By Caroline Scott-Thomas , 05-Jul-2010

Sustainability has become a mainstream concern for UK consumers but does not necessarily translate into altered shopping behaviours, according to a new survey from The Nielsen Company.

Several market researchers have speculated that 2010 would be the year in which consumers would regain their interest in sustainability – both in terms of the environment and wider ethical choices – as the world begins to emerge from the economic turmoil of the past two years.

And some areas have seen increased interest from UK consumers compared to 2007 levels, while others have remained resilient throughout the recession.

Fairly traded foods are one example, with the percentage of consumers who aim to buy Fairtrade products up from 29 per cent in 2007 to 32 per cent in 2010. Some certified Fairtrade products have done particularly well despite the economy – according to the global Fairtrade body, Fairtrade Labelling Organizations International, Fairtrade cocoa sales were up 35 per cent in 2009, while Fairtrade sugar sales grew by 57 per cent.

Organic takes a hit

However, other areas have been less resilient. In line with other surveys examining the organic sector, Nielsen found that interest in organic foods was down from 16 to 14 per cent, and there was a dramatic drop in the number of consumers actively seeking out foods grown without pesticides – from 35 per cent in 2007 to 23 per cent in January 2010.

“Organic has been one of the hardest hit casualties of the recession,” Nielsen said, noting that sales of organic groceries fell by 15 per cent last year compared with total food growth of five per cent in 2009.

Waste-saving packaging

“However, embracing some practices that contribute towards sustainability has made sense in the economic climate,” the market research organisation said. “Food waste became a big area of focus and here consumers found they could make a contribution to the environment and save precious pounds by being more careful about how much food they throw away.”

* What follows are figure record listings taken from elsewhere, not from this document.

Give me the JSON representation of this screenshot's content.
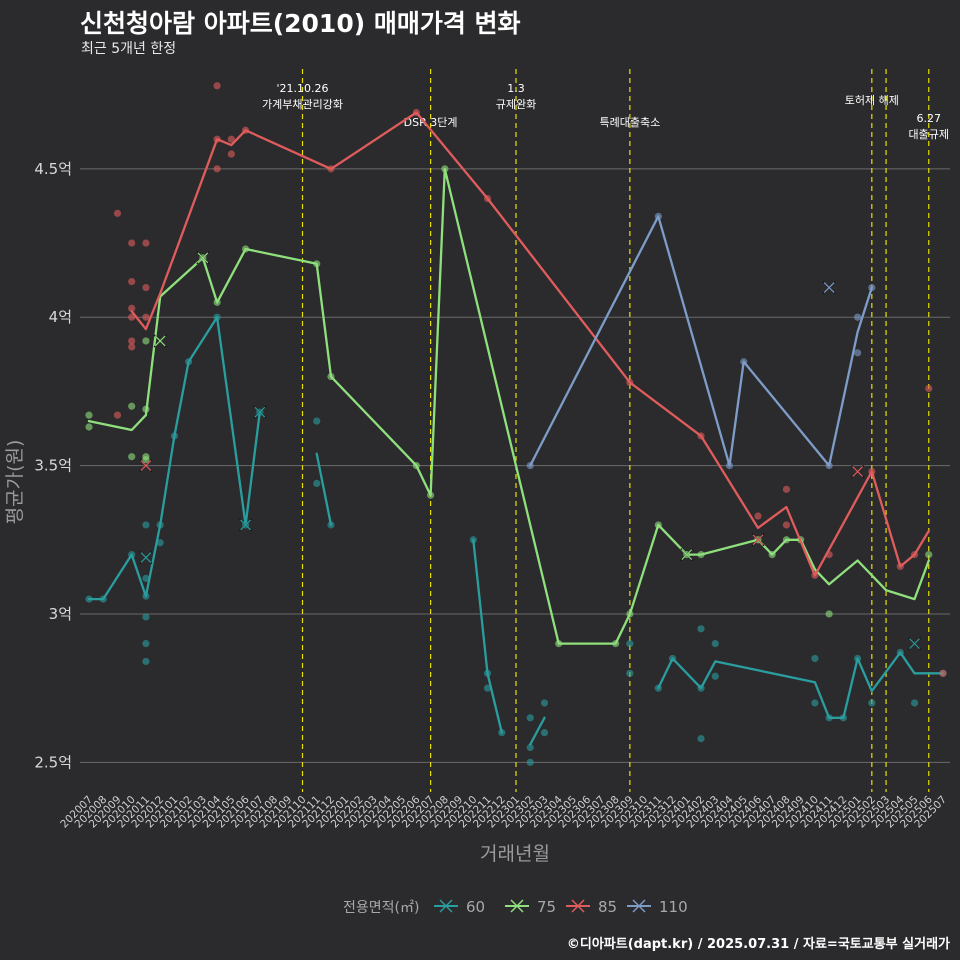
{
  "title": "신천청아람 아파트(2010) 매매가격 변화",
  "subtitle": "최근 5개년 한정",
  "caption": "©디아파트(dapt.kr) / 2025.07.31 / 자료=국토교통부 실거래가",
  "chart_data": {
    "type": "line",
    "xlabel": "거래년월",
    "ylabel": "평균가(원)",
    "legend_title": "전용면적(㎡)",
    "legend_position": "bottom",
    "grid": true,
    "colors": {
      "background": "#2b2b2d",
      "grid": "#6a6a6a",
      "event_line": "#e8e000",
      "title": "#ffffff"
    },
    "ylim": [
      2.4,
      4.85
    ],
    "yticks": [
      {
        "v": 2.5,
        "label": "2.5억"
      },
      {
        "v": 3.0,
        "label": "3억"
      },
      {
        "v": 3.5,
        "label": "3.5억"
      },
      {
        "v": 4.0,
        "label": "4억"
      },
      {
        "v": 4.5,
        "label": "4.5억"
      }
    ],
    "months": [
      "202007",
      "202008",
      "202009",
      "202010",
      "202011",
      "202012",
      "202101",
      "202102",
      "202103",
      "202104",
      "202105",
      "202106",
      "202107",
      "202108",
      "202109",
      "202110",
      "202111",
      "202112",
      "202201",
      "202202",
      "202203",
      "202204",
      "202205",
      "202206",
      "202207",
      "202208",
      "202209",
      "202210",
      "202211",
      "202212",
      "202301",
      "202302",
      "202303",
      "202304",
      "202305",
      "202306",
      "202307",
      "202308",
      "202309",
      "202310",
      "202311",
      "202312",
      "202401",
      "202402",
      "202403",
      "202404",
      "202405",
      "202406",
      "202407",
      "202408",
      "202409",
      "202410",
      "202411",
      "202412",
      "202501",
      "202502",
      "202503",
      "202504",
      "202505",
      "202506",
      "202507"
    ],
    "events": [
      {
        "month": "202110",
        "label": "'21.10.26\n가계부채관리강화",
        "row": 0
      },
      {
        "month": "202207",
        "label": "DSR 3단계",
        "row": 1
      },
      {
        "month": "202301",
        "label": "1.3\n규제완화",
        "row": 0
      },
      {
        "month": "202309",
        "label": "특례대출축소",
        "row": 1
      },
      {
        "month": "202502",
        "label": "토허제 해제",
        "row": 0
      },
      {
        "month": "202503",
        "label": "",
        "row": 0
      },
      {
        "month": "202506",
        "label": "6.27\n대출규제",
        "row": 2
      }
    ],
    "series": [
      {
        "name": "60",
        "color": "#2a9d9f",
        "line": [
          [
            [
              "202007",
              3.05
            ],
            [
              "202008",
              3.05
            ],
            [
              "202010",
              3.2
            ],
            [
              "202011",
              3.06
            ],
            [
              "202012",
              3.3
            ],
            [
              "202101",
              3.6
            ],
            [
              "202102",
              3.85
            ],
            [
              "202104",
              4.0
            ],
            [
              "202106",
              3.3
            ],
            [
              "202107",
              3.68
            ]
          ],
          [
            [
              "202111",
              3.54
            ],
            [
              "202112",
              3.3
            ]
          ],
          [
            [
              "202210",
              3.25
            ],
            [
              "202211",
              2.8
            ],
            [
              "202212",
              2.6
            ]
          ],
          [
            [
              "202302",
              2.56
            ],
            [
              "202303",
              2.65
            ]
          ],
          [
            [
              "202311",
              2.75
            ],
            [
              "202312",
              2.85
            ],
            [
              "202402",
              2.75
            ],
            [
              "202403",
              2.84
            ],
            [
              "202410",
              2.77
            ],
            [
              "202411",
              2.65
            ],
            [
              "202412",
              2.65
            ],
            [
              "202501",
              2.85
            ],
            [
              "202502",
              2.74
            ],
            [
              "202504",
              2.87
            ],
            [
              "202505",
              2.8
            ],
            [
              "202507",
              2.8
            ]
          ]
        ],
        "points": [
          [
            "202007",
            3.05
          ],
          [
            "202008",
            3.05
          ],
          [
            "202010",
            3.2
          ],
          [
            "202011",
            3.12
          ],
          [
            "202011",
            3.06
          ],
          [
            "202011",
            2.99
          ],
          [
            "202011",
            2.9
          ],
          [
            "202011",
            2.84
          ],
          [
            "202011",
            3.3
          ],
          [
            "202012",
            3.3
          ],
          [
            "202012",
            3.24
          ],
          [
            "202101",
            3.6
          ],
          [
            "202102",
            3.85
          ],
          [
            "202104",
            4.0
          ],
          [
            "202106",
            3.3
          ],
          [
            "202107",
            3.68
          ],
          [
            "202111",
            3.65
          ],
          [
            "202111",
            3.44
          ],
          [
            "202112",
            3.3
          ],
          [
            "202210",
            3.25
          ],
          [
            "202211",
            2.8
          ],
          [
            "202211",
            2.75
          ],
          [
            "202212",
            2.6
          ],
          [
            "202302",
            2.65
          ],
          [
            "202302",
            2.55
          ],
          [
            "202302",
            2.5
          ],
          [
            "202303",
            2.7
          ],
          [
            "202303",
            2.6
          ],
          [
            "202309",
            2.9
          ],
          [
            "202309",
            2.8
          ],
          [
            "202311",
            2.75
          ],
          [
            "202312",
            2.85
          ],
          [
            "202402",
            2.95
          ],
          [
            "202402",
            2.75
          ],
          [
            "202402",
            2.58
          ],
          [
            "202403",
            2.9
          ],
          [
            "202403",
            2.79
          ],
          [
            "202410",
            2.85
          ],
          [
            "202410",
            2.7
          ],
          [
            "202411",
            2.65
          ],
          [
            "202412",
            2.65
          ],
          [
            "202501",
            2.85
          ],
          [
            "202502",
            2.7
          ],
          [
            "202504",
            2.87
          ],
          [
            "202505",
            2.7
          ],
          [
            "202507",
            2.8
          ]
        ],
        "crosses": [
          [
            "202011",
            3.19
          ],
          [
            "202106",
            3.3
          ],
          [
            "202107",
            3.68
          ],
          [
            "202505",
            2.9
          ]
        ]
      },
      {
        "name": "75",
        "color": "#8fe07d",
        "line": [
          [
            [
              "202007",
              3.65
            ],
            [
              "202010",
              3.62
            ],
            [
              "202011",
              3.67
            ],
            [
              "202012",
              4.07
            ],
            [
              "202103",
              4.2
            ],
            [
              "202104",
              4.05
            ],
            [
              "202106",
              4.23
            ],
            [
              "202111",
              4.18
            ],
            [
              "202112",
              3.8
            ],
            [
              "202206",
              3.5
            ],
            [
              "202207",
              3.4
            ],
            [
              "202208",
              4.5
            ],
            [
              "202304",
              2.9
            ],
            [
              "202308",
              2.9
            ],
            [
              "202309",
              3.0
            ],
            [
              "202311",
              3.3
            ],
            [
              "202401",
              3.2
            ],
            [
              "202402",
              3.2
            ],
            [
              "202406",
              3.25
            ],
            [
              "202407",
              3.2
            ],
            [
              "202408",
              3.25
            ],
            [
              "202409",
              3.25
            ],
            [
              "202410",
              3.15
            ],
            [
              "202411",
              3.1
            ],
            [
              "202501",
              3.18
            ],
            [
              "202503",
              3.08
            ],
            [
              "202505",
              3.05
            ],
            [
              "202506",
              3.18
            ]
          ]
        ],
        "points": [
          [
            "202007",
            3.67
          ],
          [
            "202007",
            3.63
          ],
          [
            "202010",
            3.7
          ],
          [
            "202010",
            3.53
          ],
          [
            "202011",
            3.92
          ],
          [
            "202011",
            3.69
          ],
          [
            "202011",
            3.53
          ],
          [
            "202011",
            3.52
          ],
          [
            "202103",
            4.2
          ],
          [
            "202104",
            4.05
          ],
          [
            "202106",
            4.23
          ],
          [
            "202111",
            4.18
          ],
          [
            "202112",
            3.8
          ],
          [
            "202206",
            3.5
          ],
          [
            "202207",
            3.4
          ],
          [
            "202208",
            4.5
          ],
          [
            "202304",
            2.9
          ],
          [
            "202308",
            2.9
          ],
          [
            "202309",
            3.0
          ],
          [
            "202311",
            3.3
          ],
          [
            "202401",
            3.2
          ],
          [
            "202402",
            3.2
          ],
          [
            "202406",
            3.25
          ],
          [
            "202407",
            3.2
          ],
          [
            "202408",
            3.25
          ],
          [
            "202409",
            3.25
          ],
          [
            "202411",
            3.0
          ],
          [
            "202506",
            3.2
          ]
        ],
        "crosses": [
          [
            "202012",
            3.92
          ],
          [
            "202103",
            4.2
          ],
          [
            "202401",
            3.2
          ]
        ]
      },
      {
        "name": "85",
        "color": "#e05c5c",
        "line": [
          [
            [
              "202010",
              4.02
            ],
            [
              "202011",
              3.96
            ],
            [
              "202012",
              4.08
            ],
            [
              "202104",
              4.6
            ],
            [
              "202105",
              4.58
            ],
            [
              "202106",
              4.63
            ],
            [
              "202112",
              4.5
            ],
            [
              "202206",
              4.69
            ],
            [
              "202211",
              4.4
            ],
            [
              "202309",
              3.78
            ],
            [
              "202402",
              3.6
            ],
            [
              "202406",
              3.29
            ],
            [
              "202408",
              3.36
            ],
            [
              "202410",
              3.13
            ],
            [
              "202502",
              3.48
            ],
            [
              "202504",
              3.16
            ],
            [
              "202505",
              3.2
            ],
            [
              "202506",
              3.28
            ]
          ]
        ],
        "points": [
          [
            "202009",
            4.35
          ],
          [
            "202009",
            3.67
          ],
          [
            "202010",
            4.25
          ],
          [
            "202010",
            4.12
          ],
          [
            "202010",
            4.03
          ],
          [
            "202010",
            4.0
          ],
          [
            "202010",
            3.92
          ],
          [
            "202010",
            3.9
          ],
          [
            "202011",
            4.25
          ],
          [
            "202011",
            4.1
          ],
          [
            "202011",
            4.0
          ],
          [
            "202104",
            4.78
          ],
          [
            "202104",
            4.6
          ],
          [
            "202104",
            4.5
          ],
          [
            "202105",
            4.6
          ],
          [
            "202105",
            4.55
          ],
          [
            "202106",
            4.63
          ],
          [
            "202112",
            4.5
          ],
          [
            "202206",
            4.69
          ],
          [
            "202211",
            4.4
          ],
          [
            "202309",
            3.78
          ],
          [
            "202402",
            3.6
          ],
          [
            "202406",
            3.33
          ],
          [
            "202408",
            3.42
          ],
          [
            "202408",
            3.3
          ],
          [
            "202410",
            3.13
          ],
          [
            "202411",
            3.2
          ],
          [
            "202502",
            3.48
          ],
          [
            "202504",
            3.16
          ],
          [
            "202505",
            3.2
          ],
          [
            "202506",
            3.76
          ],
          [
            "202507",
            2.8
          ]
        ],
        "crosses": [
          [
            "202011",
            3.5
          ],
          [
            "202406",
            3.25
          ],
          [
            "202501",
            3.48
          ]
        ]
      },
      {
        "name": "110",
        "color": "#7e9cc8",
        "line": [
          [
            [
              "202302",
              3.5
            ],
            [
              "202311",
              4.34
            ],
            [
              "202404",
              3.5
            ],
            [
              "202405",
              3.85
            ],
            [
              "202411",
              3.5
            ],
            [
              "202501",
              3.95
            ],
            [
              "202502",
              4.1
            ]
          ]
        ],
        "points": [
          [
            "202302",
            3.5
          ],
          [
            "202311",
            4.34
          ],
          [
            "202404",
            3.5
          ],
          [
            "202405",
            3.85
          ],
          [
            "202411",
            3.5
          ],
          [
            "202501",
            4.0
          ],
          [
            "202501",
            3.88
          ],
          [
            "202502",
            4.1
          ]
        ],
        "crosses": [
          [
            "202411",
            4.1
          ]
        ]
      }
    ]
  }
}
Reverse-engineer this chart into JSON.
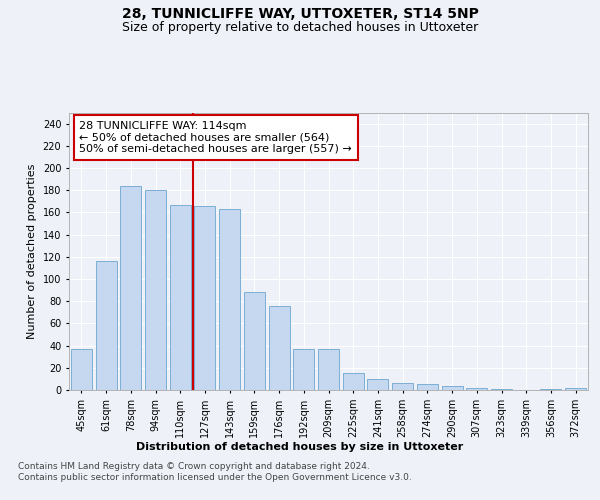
{
  "title": "28, TUNNICLIFFE WAY, UTTOXETER, ST14 5NP",
  "subtitle": "Size of property relative to detached houses in Uttoxeter",
  "xlabel": "Distribution of detached houses by size in Uttoxeter",
  "ylabel": "Number of detached properties",
  "categories": [
    "45sqm",
    "61sqm",
    "78sqm",
    "94sqm",
    "110sqm",
    "127sqm",
    "143sqm",
    "159sqm",
    "176sqm",
    "192sqm",
    "209sqm",
    "225sqm",
    "241sqm",
    "258sqm",
    "274sqm",
    "290sqm",
    "307sqm",
    "323sqm",
    "339sqm",
    "356sqm",
    "372sqm"
  ],
  "values": [
    37,
    116,
    184,
    180,
    167,
    166,
    163,
    88,
    76,
    37,
    37,
    15,
    10,
    6,
    5,
    4,
    2,
    1,
    0,
    1,
    2
  ],
  "bar_color": "#c5d8ef",
  "bar_edge_color": "#7bafd4",
  "vline_x": 4.5,
  "vline_color": "#cc0000",
  "annotation_text": "28 TUNNICLIFFE WAY: 114sqm\n← 50% of detached houses are smaller (564)\n50% of semi-detached houses are larger (557) →",
  "annotation_box_color": "#ffffff",
  "annotation_box_edge": "#cc0000",
  "ylim": [
    0,
    250
  ],
  "yticks": [
    0,
    20,
    40,
    60,
    80,
    100,
    120,
    140,
    160,
    180,
    200,
    220,
    240
  ],
  "footer_line1": "Contains HM Land Registry data © Crown copyright and database right 2024.",
  "footer_line2": "Contains public sector information licensed under the Open Government Licence v3.0.",
  "bg_color": "#eef2f8",
  "grid_color": "#ffffff",
  "title_fontsize": 10,
  "subtitle_fontsize": 9,
  "axis_label_fontsize": 8,
  "tick_fontsize": 7,
  "annotation_fontsize": 8,
  "footer_fontsize": 6.5
}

Respondents who said they actively seek out and buy products with minimum or no packaging has increased from 45 to 52 per cent, and the number of people claiming they actively try to buy products in recycled packaging has also increased from 38 per cent in 2007 to 43 per cent in 2010.

In other areas, there has been a small increase in the number of people who said they try to buy local products, up one point to 49 per cent in 2010. Meanwhile, new additions to the Nielsen poll include those who claim they actively try to buy British (62 per cent), 44 per cent said they try to buy free range meat and eggs, and 21 per cent say they try to buy sustainable fish.